毕竟她们两个服侍惯了,可浅媚的生活习惯和喜好爱恶她们再清楚不过。
但真的过来时,又发现她们能做的事极有限。
可浅媚像一枝被折下的栀子花,静静地躺卧着,憔悴着,枯萎着,一点点地流逝着所剩无几的生命力。
不会说,不会笑,不会发怒,不会哭泣,更不会去挑剔她们为她换上的衣物合不合她的眼光,她们喂的米汤是不是太过寡淡无味。
当着唐天霄的面,两名侍女不敢哭出声来,红着眼睛用温水给她擦拭沾了灰尘的脸和手。
擦到她放于床榻内侧的那只手时,桃子忽然叫道:“这……这是什么?”
唐天霄抬眼看时,呼吸已是一窒。
早就发现她那只手紧握成拳,却一直不曾留意到,她的掌心里,竟然捏着什么东西。
他看到了眼熟的月白色的缎料,从蜷曲的掌缘处露出。
“浅……浅媚!”
他低唤一声,伸手去取她掌中的东西。
昏迷之中,她的拳居然还能捏得那么紧,仿佛把最后的神智,最后的力道,都放到了手中的那点东西上了。
唐天霄小心地一点一点抠着,好容易才把那褶皱得不成模样的东西抠出来。
月白色的缎料,精绣了比翼鸟长空双飞,连理枝并枝相依,俱给揉得不成模样。
鸟儿的眼珠黑黑的,却给褶痕划过,仿佛正垂落着长串的泪珠。
是放他们两人发结的那只荷包。
他明明记得,他在发现她的“不忠”后,已在一怒之下,掰断了他保存的那把梳子,也把她保存的荷包取下,撕裂,将那漂亮的发结扯成了一缕缕的乱发……
此刻,掌中的荷包完整无缺。曾经撕裂的部位已经被小心地缝好,针脚却拙劣得不忍卒睹。
他解开荷包,慢慢取出里面藏着的一小束黑发。
已经不是结得很漂亮的发结了,只是整整齐齐的一束,用缀着玛瑙珠的红丝带扣着,弯作圆圆的两个圈收着。

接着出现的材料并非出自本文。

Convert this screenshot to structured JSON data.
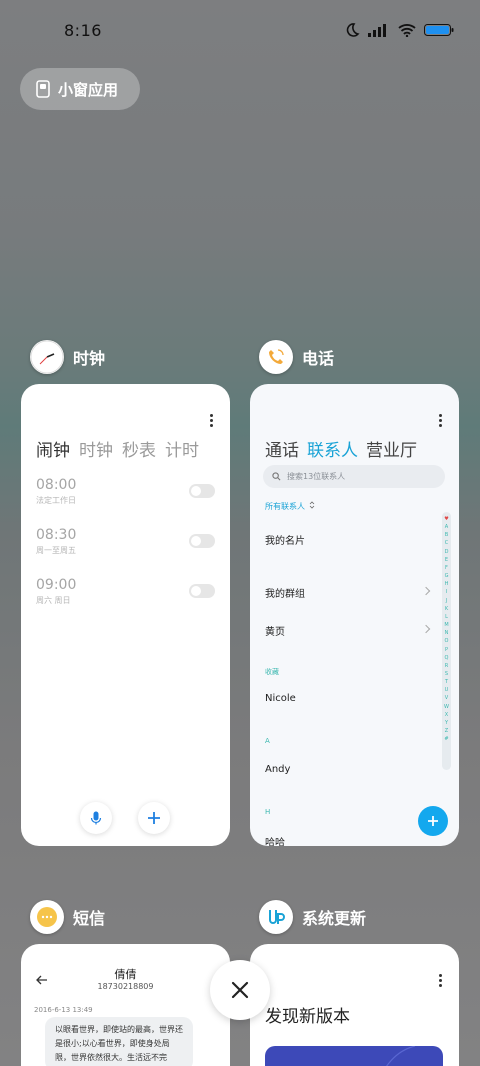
{
  "status_bar": {
    "time": "8:16",
    "icons": [
      "moon-icon",
      "signal-icon",
      "wifi-icon",
      "battery-icon"
    ]
  },
  "mini_window": {
    "label": "小窗应用",
    "icon": "mini-window-icon"
  },
  "clock_app": {
    "name": "时钟",
    "tabs": [
      "闹钟",
      "时钟",
      "秒表",
      "计时"
    ],
    "alarms": [
      {
        "time": "08:00",
        "repeat": "法定工作日"
      },
      {
        "time": "08:30",
        "repeat": "周一至周五"
      },
      {
        "time": "09:00",
        "repeat": "周六 周日"
      }
    ]
  },
  "phone_app": {
    "name": "电话",
    "tabs": [
      "通话",
      "联系人",
      "营业厅"
    ],
    "search_placeholder": "搜索13位联系人",
    "filter": "所有联系人",
    "my_card": "我的名片",
    "groups": "我的群组",
    "yellow_pages": "黄页",
    "sections": [
      {
        "header": "收藏",
        "name": "Nicole"
      },
      {
        "header": "A",
        "name": "Andy"
      },
      {
        "header": "H",
        "name": "哈哈"
      }
    ],
    "alphabet": [
      "♥",
      "A",
      "B",
      "C",
      "D",
      "E",
      "F",
      "G",
      "H",
      "I",
      "J",
      "K",
      "L",
      "M",
      "N",
      "O",
      "P",
      "Q",
      "R",
      "S",
      "T",
      "U",
      "V",
      "W",
      "X",
      "Y",
      "Z",
      "#"
    ]
  },
  "sms_app": {
    "name": "短信",
    "contact": "倩倩",
    "number": "18730218809",
    "date": "2016-6-13 13:49",
    "message": "以眼看世界，即使站的最高，世界还是很小;以心看世界，即使身处局限，世界依然很大。生活远不完"
  },
  "update_app": {
    "name": "系统更新",
    "title": "发现新版本"
  },
  "accent_color": "#1aa3d6"
}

早已分不清是谁的,只是细细地混作了一处,像谁嘻哈笑着的大张的嘴巴。
唐天霄紧紧握着那束黑黑的发,忽然之间心痛如绞,痛得弯下腰半天直不起身来。
他似看到可浅媚在他大发雷霆后,在人去屋空后,独自一人跪在冷冷的地面上,一缕一缕地把发丝捡起;
他似看到可浅媚一边哭泣着,一边整理着发丝,一根一根地,重新收拾成一束,用抓惯鞭子的手,小心地扣下红丝带;
缝着那荷包时,她也会哭吗?她对女红一窍不通,心灵手巧四个字和她从来沾不上边,更不晓得缝荷包时会给针扎上多少下……
若她如此待他,若她肯让他知道她心底如此待他,他又怎舍得她受半点儿委屈?
可她偏偏什么也不说。与旁的男子亲.亲热.热,极尽狎.昵,与旁的男子诉尽相思,海誓山盟……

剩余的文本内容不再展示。